Before joining the U of M, Zubeldía held postdoctoral positions for the past three years. Now an ISyE assistant professor, his research has focused on using applied probability for the modeling, analysis, and control of large-scale stochastic decision systems, inspired by applications in computer networks, and other service and learning systems. He is interested in the fundamental trade-offs between performance and efficiency that arise in these systems, with an emphasis on the role that information plays in these tradeoffs.
Zubeldía grew up in Montevideo, Uruguay, the son of an industrial engineer and a high school math teacher. Like many children, he wanted to be an astronaut when he grew up, but his parents encouraged him to try engineering. While he was earning his bachelor’s of science in electronics engineering and a master’s of science in engineering, he discovered that he could turn his love of learning into a career.
His mathematics skills and passion for academics led him into the Massachusetts Institute of Technology, where he completed his Ph.D. in electrical engineering. While in Boston, he experienced snow for the first time. He loved it, but he lamented that the movies didn’t prepare him for how cold snow really is.
From 2019-2021 he was a postdoctoral fellow in the Department of Mathematics and Computer Science at the Eindhoven University of Technology in the Netherlands. Due to the Netherlands’ robust Covid safety policies, much of his experience as a postdoc was remote.

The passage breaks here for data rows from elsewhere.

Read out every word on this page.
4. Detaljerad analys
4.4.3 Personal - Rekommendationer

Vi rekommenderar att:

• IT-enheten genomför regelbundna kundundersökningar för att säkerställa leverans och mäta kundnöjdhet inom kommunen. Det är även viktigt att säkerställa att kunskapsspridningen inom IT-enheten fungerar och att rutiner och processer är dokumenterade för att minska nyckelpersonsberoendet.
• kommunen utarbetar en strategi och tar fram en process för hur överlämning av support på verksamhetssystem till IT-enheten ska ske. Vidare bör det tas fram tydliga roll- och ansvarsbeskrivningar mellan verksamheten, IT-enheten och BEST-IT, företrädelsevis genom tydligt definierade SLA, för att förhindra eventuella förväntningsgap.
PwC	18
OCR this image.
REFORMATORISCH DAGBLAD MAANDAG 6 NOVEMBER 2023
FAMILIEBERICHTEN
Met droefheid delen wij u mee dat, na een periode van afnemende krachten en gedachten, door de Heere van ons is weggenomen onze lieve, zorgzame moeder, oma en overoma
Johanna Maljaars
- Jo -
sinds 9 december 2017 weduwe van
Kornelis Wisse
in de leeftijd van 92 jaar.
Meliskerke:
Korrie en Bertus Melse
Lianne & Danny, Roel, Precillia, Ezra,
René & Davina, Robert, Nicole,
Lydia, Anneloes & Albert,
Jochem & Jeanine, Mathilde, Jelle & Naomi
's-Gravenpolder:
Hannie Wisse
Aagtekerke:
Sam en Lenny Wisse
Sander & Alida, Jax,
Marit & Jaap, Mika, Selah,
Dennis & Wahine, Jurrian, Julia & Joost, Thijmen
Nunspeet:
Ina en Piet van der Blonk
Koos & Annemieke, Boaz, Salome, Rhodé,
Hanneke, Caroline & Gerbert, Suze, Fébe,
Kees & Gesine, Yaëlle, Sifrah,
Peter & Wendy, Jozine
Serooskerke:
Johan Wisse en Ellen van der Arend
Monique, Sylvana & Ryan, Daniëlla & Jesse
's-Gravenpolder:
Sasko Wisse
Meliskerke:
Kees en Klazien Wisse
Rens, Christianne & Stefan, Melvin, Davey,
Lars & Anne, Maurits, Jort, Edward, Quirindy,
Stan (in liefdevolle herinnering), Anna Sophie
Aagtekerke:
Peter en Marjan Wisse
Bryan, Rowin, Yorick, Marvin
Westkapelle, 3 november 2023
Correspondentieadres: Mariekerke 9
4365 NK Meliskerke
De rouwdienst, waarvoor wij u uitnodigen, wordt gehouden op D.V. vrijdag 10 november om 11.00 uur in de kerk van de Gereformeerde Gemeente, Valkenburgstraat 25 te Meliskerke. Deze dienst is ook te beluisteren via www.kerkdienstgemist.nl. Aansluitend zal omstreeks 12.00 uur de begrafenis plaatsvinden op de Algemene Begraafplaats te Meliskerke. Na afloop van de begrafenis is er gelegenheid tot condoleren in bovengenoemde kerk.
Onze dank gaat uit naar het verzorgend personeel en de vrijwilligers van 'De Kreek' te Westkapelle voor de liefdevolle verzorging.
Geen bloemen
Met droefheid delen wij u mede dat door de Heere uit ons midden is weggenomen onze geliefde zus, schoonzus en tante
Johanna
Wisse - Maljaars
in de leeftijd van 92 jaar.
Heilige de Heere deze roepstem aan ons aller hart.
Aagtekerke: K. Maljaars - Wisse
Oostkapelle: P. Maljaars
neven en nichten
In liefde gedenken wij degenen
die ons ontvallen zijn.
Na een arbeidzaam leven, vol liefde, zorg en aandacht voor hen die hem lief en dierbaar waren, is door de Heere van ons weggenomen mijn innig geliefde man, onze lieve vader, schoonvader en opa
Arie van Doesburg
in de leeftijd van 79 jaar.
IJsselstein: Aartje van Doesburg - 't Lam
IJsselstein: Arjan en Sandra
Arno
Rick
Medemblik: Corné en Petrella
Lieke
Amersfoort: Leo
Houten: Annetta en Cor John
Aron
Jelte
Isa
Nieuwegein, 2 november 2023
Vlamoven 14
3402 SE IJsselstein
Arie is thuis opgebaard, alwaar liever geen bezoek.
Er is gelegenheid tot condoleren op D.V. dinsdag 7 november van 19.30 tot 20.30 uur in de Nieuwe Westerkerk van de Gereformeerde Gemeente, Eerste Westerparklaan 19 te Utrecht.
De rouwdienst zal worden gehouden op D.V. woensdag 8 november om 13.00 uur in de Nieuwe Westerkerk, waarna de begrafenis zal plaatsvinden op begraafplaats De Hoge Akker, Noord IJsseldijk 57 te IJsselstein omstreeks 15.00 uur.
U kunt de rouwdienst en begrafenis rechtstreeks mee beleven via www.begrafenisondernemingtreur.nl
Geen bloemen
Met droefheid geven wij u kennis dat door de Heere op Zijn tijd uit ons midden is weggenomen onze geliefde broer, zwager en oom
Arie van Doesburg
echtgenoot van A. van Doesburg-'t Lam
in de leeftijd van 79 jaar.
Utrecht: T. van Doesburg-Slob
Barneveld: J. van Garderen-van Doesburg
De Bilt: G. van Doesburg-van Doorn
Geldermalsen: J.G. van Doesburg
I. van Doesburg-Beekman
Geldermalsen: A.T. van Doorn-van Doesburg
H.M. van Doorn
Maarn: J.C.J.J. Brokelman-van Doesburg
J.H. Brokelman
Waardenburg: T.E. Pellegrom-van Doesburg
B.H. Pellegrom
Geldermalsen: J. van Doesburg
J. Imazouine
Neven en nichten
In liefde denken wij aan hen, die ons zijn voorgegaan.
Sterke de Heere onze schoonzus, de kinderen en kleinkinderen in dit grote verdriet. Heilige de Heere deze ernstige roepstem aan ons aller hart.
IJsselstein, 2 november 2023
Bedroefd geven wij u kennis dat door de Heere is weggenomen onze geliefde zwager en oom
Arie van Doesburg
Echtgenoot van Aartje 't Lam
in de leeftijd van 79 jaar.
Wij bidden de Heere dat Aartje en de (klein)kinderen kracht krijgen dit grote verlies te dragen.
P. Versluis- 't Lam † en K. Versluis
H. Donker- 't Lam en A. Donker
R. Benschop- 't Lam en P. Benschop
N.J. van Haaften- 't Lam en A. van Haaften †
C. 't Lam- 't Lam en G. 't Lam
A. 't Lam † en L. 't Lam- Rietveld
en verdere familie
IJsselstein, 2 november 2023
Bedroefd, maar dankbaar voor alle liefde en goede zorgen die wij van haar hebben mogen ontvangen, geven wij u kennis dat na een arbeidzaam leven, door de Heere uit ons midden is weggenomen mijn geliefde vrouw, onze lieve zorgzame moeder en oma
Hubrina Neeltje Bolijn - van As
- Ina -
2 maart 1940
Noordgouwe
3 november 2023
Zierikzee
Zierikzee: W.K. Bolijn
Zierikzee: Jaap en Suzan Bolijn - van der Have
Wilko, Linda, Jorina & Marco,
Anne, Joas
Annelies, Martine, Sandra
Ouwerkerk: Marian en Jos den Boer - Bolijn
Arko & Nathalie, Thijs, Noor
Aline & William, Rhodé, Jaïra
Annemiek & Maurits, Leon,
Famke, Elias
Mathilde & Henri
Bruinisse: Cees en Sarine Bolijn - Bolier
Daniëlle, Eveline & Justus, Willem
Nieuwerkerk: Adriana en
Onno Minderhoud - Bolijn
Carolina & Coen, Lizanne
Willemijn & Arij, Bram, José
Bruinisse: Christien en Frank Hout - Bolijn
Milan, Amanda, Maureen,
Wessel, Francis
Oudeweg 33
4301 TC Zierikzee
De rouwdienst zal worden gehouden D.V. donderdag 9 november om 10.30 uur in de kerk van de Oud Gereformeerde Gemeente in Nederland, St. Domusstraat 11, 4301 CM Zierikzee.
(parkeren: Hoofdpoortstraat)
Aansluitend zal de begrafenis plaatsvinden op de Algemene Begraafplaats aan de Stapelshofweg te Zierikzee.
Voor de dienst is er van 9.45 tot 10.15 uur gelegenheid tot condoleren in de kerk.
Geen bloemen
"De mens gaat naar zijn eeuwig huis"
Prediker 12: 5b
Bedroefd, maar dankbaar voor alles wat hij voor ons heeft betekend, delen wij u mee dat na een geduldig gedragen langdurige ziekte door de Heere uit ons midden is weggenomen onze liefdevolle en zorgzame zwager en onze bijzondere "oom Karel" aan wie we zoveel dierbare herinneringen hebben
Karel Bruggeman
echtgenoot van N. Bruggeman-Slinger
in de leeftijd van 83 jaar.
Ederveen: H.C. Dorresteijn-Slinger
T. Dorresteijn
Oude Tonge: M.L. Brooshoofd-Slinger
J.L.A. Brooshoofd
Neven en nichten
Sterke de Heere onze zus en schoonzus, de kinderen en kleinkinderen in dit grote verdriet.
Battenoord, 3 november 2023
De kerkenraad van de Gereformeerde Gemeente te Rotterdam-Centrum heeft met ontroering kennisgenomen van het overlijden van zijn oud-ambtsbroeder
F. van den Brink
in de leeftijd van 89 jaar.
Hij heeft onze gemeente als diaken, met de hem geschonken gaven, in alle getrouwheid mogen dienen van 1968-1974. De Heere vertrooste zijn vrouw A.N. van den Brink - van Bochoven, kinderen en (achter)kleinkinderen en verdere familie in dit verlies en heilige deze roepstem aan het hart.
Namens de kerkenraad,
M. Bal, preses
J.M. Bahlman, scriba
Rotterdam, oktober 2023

While in the Netherlands, he mentored an undergraduate student, and discovered a love for teaching. After a one-year stint as a postdoctoral fellow at the Georgia Institute of Technology, he joined the University of Minnesota as an assistant professor. He is now enjoying living in Minneapolis and experiencing his first Minnesota winter.
In his first semester at the U of M, Zubeldía taught a master’s level course in probability and stochastic models. He is excited about the new and growing department and the possibilities for collaboration with graduate students and further research in his field. He’s hoping to expand his work into machine learning. “Computer scientists are good at creating new machine learning algorithms and testing their limits empirically. I am interested in proving theorems that provide security guarantees for those algorithms.” For example, it’s not very well known how likely or how often reinforcement learning algorithms—such as those in self-driving cars—might make mistakes given a certain number of training hours. He hopes to develop a mathematical framework that can estimate that likelihood. “When you think abstractly about a practical problem, and prove theorems about the abstraction, you discover that the same insights that you obtained can be applied to many different problems.”